Our findings should be considered in the light of the key limitations of the data set. First, the inclusion criteria, such as English language or the requirement of full text access, may have excluded relevant research. Second, the methodology score has known limitations with regard to the type of studies included (predictive cohort-based studies) and the difficulties in assessing the validity of the analyses conducted without having access to the raw data. Third, there was an important variability between the studies with respect to the type of predictive features or outcome measurements, the follow-up period, the patient population, and the analyses performed. This heterogeneity limits the possibility of performing a true meta-analysis. Finally, the accuracy of predictive algorithms is derived from 2 critical aspects of the data set on which they are constructed: their size and the accuracy and completeness of the data sets within them. The larger the number of variables that can influence an outcome and the more complex the interaction between these variables, the larger the data set needs to be to discern and predict these complex interactions.

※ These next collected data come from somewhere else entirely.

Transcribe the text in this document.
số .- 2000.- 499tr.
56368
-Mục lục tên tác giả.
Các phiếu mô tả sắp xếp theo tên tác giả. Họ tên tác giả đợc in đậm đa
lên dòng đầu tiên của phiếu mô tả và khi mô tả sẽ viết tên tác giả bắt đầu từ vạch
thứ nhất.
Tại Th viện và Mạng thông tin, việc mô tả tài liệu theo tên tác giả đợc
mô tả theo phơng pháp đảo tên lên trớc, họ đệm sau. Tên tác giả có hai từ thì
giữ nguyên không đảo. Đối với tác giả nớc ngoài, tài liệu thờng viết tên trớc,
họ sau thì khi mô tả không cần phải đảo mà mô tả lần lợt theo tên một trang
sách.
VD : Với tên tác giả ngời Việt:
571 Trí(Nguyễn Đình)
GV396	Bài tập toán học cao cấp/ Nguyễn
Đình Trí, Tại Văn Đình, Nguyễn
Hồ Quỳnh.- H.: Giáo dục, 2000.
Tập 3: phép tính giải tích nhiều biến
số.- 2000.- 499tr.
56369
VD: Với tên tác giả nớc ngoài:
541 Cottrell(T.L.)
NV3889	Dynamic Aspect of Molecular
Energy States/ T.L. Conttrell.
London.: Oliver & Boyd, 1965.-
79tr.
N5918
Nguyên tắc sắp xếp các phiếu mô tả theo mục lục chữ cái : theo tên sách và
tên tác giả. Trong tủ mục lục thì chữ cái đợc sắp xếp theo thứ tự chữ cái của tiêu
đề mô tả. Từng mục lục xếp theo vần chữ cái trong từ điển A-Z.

The indications for TKA are complex and multifactorial. Selecting patients for surgery based strictly on the prediction of clinical outcomes alone is probably not reasonable. However, predictive models can communicate information and insight to both patients and surgeons that can be included in a shared decision-making process. The output of these algorithms might 1 day be expanded from simply predicting outcomes to providing a stratification in the variation of possible outcomes based on the pursuit of different surgical strategies. In this scenario, the surgeon and patient would essentially customize the procedure to optimize the likelihood of meeting the patient’s needs. Examples include the decision between partial and total knee replacement or the choice of a cruciate retaining or cruciate sacrificing TKA. By feeding results back to the data set, the models evolve and improve over time and become increasingly accurate (Fig. 2). We expect that such predictive models, when trained with appropriate and accurate data sets, could become an important adjunct to daily clinical practice in the near future.

Figure 2

Diagram explaining the correlation between predictive factors and outcomes in a predictive model.

Conclusion

The existing literature on predictive modeling of clinical outcomes after TKA has identified preoperative variables that have at least some correlation with clinical results. Functional features such as pain, PROMs scores, or mental health were highly predictive for clinical outcomes after TKA. Some variables such as demographics data, surgical history, or knee alignment were less strongly correlated with TKA outcomes. The challenge of developing useful predictive algorithms is further complicated by the need to select the most appropriate measurement parameters of TKA outcomes such as improvement in PROMs, patient satisfaction, or postoperative pain. Creating accurate and reproducible predictive algorithms may 1 day provide advanced tools for shared decision-making relative to surgical indications and expected outcomes. However, the data gathered also suggested that work is still required to define outcomes measures that more accurately correlate with preoperative variables and better reflect patient satisfaction.

Conflicts of interest

The authors declare the following financial interests/personal relationships which may be considered as potential competing interests: C.B.: no conflict of interest. T.L.: in the speakers bureau of Smith and Nephew and Arthrex; and consultant for Amplitude. D.D.M.: paid employee for Stryker. S.W.-B.: Paid employee for Stryker. S.B.: consultant for Stryker and Zimmer Biomet; has stock or stock options from Cloudmedx.com and Insilicotrials.com; in orthopedic publications editorial board of the Journal of Arthroplasty and Arthroplasty Today; board member/committee appointments for American Academy of Orthopedic surgery and American Association of Hip and Knee Surgeons. S.L.: consultant for Stryker, Smith and Nephew, Heraeus, and Depuy Synthes; received institutional research support from Lepine and Amplitude; in editorial board of the Journal of Bone and Joint Surgery (Am).